Only elec I knew was a chap called Peter corry big guy born in London but lived in Hull he was my best man on markhor in 1977 wonder if he's still around hope so at least 😉


----------



## taffe65 (May 27, 2007)

Tony the hippy chippy said:


> Only elec I knew was a chap called Peter corry big guy born in London but lived in Hull he was my best man on markhor in 1977 wonder if he's still around hope so at least 😉


Tony I sailed with Pete on the m.t. luminetta on yarpie coast late eighties,he was still alive and kicking but seen him a few times like death warmed up,he liked a vodka or two but always there when needed.


----------



## Tony the hippy chippy (Sep 24, 2021)

taffe65 said:


> Tony I sailed with Pete on the m.t. luminetta on yarpie coast late eighties,he was still alive and kicking but seen him a few times like death warmed up,he liked a vodka or two but always there when needed.

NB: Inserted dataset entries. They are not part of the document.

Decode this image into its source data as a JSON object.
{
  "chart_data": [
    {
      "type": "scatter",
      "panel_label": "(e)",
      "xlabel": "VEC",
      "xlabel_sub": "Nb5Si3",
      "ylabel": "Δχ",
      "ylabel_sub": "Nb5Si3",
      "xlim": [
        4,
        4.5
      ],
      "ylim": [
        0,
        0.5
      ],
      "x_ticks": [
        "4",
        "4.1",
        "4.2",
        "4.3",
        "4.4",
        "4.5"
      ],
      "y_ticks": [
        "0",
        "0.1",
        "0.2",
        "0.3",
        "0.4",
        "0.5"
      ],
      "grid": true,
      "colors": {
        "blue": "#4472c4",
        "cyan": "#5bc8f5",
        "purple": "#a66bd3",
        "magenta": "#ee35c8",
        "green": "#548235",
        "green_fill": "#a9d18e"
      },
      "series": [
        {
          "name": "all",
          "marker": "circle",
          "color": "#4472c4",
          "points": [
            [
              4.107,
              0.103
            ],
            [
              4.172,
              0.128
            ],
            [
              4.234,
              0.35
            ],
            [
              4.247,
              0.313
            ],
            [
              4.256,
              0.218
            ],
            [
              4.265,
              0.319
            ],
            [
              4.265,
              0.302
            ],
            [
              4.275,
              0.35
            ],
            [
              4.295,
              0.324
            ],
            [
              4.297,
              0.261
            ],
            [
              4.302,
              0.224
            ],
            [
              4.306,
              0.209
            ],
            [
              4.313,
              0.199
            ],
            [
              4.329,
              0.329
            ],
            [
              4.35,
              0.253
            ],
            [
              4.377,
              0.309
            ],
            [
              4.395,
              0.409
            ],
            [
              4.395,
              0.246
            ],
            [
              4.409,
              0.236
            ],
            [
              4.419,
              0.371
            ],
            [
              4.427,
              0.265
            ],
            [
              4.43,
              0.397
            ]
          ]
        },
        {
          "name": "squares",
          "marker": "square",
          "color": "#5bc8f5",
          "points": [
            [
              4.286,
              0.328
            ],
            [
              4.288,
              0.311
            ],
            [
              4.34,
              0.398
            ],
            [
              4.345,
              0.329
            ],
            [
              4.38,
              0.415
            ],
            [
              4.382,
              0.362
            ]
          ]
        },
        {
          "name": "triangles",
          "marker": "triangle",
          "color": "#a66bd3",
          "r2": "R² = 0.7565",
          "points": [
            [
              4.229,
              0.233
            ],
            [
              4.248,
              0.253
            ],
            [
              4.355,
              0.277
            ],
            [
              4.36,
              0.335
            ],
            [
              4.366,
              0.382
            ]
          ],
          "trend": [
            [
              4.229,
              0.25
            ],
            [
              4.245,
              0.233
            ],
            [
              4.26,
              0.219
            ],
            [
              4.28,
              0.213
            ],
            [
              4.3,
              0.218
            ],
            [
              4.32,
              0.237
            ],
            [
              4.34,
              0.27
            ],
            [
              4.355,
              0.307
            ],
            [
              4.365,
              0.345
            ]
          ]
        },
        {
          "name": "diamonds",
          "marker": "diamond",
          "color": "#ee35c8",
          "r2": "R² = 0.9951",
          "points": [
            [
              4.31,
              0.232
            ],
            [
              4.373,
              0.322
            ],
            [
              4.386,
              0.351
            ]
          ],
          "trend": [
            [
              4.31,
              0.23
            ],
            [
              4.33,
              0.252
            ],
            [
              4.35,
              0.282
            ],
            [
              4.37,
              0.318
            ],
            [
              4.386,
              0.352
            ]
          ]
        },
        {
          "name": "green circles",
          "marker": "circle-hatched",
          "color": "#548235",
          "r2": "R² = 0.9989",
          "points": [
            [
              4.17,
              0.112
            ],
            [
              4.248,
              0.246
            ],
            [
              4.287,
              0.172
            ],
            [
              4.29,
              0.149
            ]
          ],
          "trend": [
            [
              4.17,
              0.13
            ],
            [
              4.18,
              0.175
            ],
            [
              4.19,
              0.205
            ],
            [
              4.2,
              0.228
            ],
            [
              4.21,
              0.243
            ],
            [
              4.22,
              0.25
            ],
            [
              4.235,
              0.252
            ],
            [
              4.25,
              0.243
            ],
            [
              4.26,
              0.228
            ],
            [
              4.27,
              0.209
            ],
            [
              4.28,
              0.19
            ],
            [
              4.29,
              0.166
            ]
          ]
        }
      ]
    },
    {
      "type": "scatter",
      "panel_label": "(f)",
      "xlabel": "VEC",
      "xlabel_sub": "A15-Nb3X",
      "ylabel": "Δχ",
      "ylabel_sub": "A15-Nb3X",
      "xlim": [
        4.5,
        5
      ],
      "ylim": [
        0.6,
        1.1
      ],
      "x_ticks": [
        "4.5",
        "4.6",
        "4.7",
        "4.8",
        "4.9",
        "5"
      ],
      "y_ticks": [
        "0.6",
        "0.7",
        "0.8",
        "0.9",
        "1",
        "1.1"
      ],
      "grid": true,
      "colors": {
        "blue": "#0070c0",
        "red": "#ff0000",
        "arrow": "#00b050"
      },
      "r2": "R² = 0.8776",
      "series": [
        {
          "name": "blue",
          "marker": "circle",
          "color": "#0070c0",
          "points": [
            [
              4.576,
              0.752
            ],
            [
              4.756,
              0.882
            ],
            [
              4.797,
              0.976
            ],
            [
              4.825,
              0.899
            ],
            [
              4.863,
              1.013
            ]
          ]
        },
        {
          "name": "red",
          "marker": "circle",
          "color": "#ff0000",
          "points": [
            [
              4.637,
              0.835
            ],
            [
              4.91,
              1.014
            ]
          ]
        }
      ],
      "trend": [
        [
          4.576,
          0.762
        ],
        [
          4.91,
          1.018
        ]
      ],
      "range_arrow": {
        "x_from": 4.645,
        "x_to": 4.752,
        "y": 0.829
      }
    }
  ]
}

Hi taffe yes I sailed with Pete on the Brock's ships markhor and mahout as I said he was my best man when I got married in 77 on the markhor in smiths Dock North shields always said he was the worst best man ever he was married to a girl from Hull Sheila she used to work in the seamans mission in Hull but he used to take her on the odd trip now and again hope he's still kicking he was a jem of a guy regards tony


----------